Hi everyone
I have just have 1st mc at 8 weeks, started bleeding/pain around 6.3 then had a scan which showed heartbeat and normal growth (cautiously over the moon!) only to then start clotting etc a week later to have mc confirmed by scan on Fri. At least I have a pic of my little one though when his heart was beating. I have just framed it and put one in my wallet.
However, I hate to be graphic but please bear with me as I need to share this part of the experience and see if anyone can help. I passed a clot on Wed with pain etc. then a large clot on thurs morning and I saw the baby in the loo.

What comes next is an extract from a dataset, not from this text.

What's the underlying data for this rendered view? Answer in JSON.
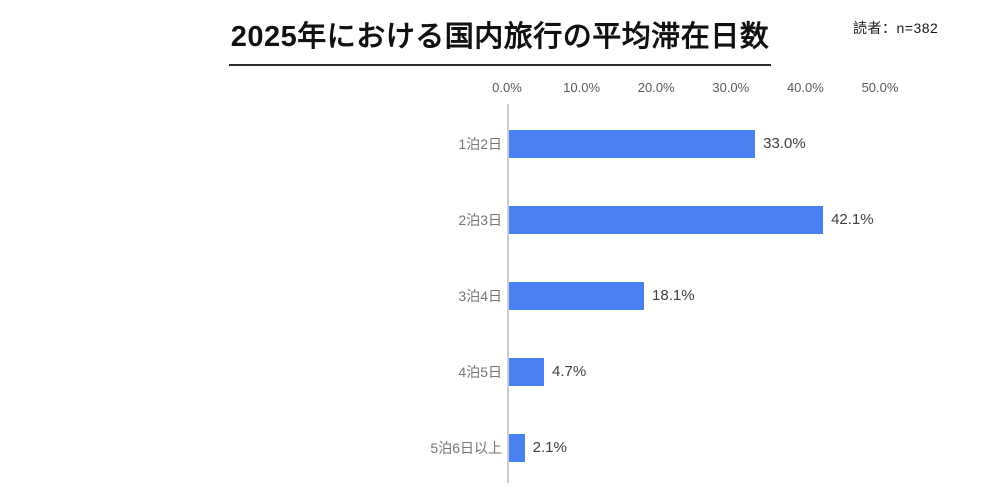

I panicked and my instinct was to get it out and hold it to say goodbye I couldn't see any detail but it was white and the size of a grape so I knew it was the little one in the bottom of the loo. I ran to the kitchen to get a large spoon, my stepson and DS (just turned 3) were having breakfast with their Dad so I didn't make a fuss in front of the boys and upset them but took my DH to one side and told him. He was upset and v supportive. He persuaded me to not fish around in the loo which I know was the right thing as it would no doubt have traumatised me further. I then flushed it on auto pilot and collapsed in a bit of a heap.

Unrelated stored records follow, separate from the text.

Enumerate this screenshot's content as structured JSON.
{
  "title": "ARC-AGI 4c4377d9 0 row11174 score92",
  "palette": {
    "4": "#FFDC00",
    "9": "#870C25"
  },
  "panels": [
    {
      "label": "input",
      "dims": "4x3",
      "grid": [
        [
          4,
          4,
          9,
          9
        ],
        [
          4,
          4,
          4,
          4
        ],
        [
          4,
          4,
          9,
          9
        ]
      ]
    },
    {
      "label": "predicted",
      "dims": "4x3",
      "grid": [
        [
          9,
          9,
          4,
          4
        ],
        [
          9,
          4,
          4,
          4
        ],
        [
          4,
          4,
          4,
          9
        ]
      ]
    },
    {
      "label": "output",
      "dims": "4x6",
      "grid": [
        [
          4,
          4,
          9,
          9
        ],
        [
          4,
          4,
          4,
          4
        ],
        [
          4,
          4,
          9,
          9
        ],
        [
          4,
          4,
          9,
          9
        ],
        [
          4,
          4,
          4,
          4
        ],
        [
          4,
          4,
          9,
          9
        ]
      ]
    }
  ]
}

I feel it was so disrespectful to just flush it away like that and want to be in the bathroom all the time to be near the baby. Every time I close my eyes I see that image and feel like I shouldn't have flushed so soon. I dont blame my DH for persuading me to put the spoon back as I think my flashbacks would have been worse than they are.
I have tried to move on a bit and, as a very close friend has just had her 2nd mc in the same week I have bought myself and her a bracelet with a large and small heart on to remember our babies so am waiting for that to come through the post and will not take it off...
I just keep regretting not burying my baby - does that make sense? It feels like other humans get a burial/service and yet for early mcs the "person" gets flushed away. No matter how small, whether the size of a grape or whatever it's still a person. I wonder whether anyone else feels like this and what did you do?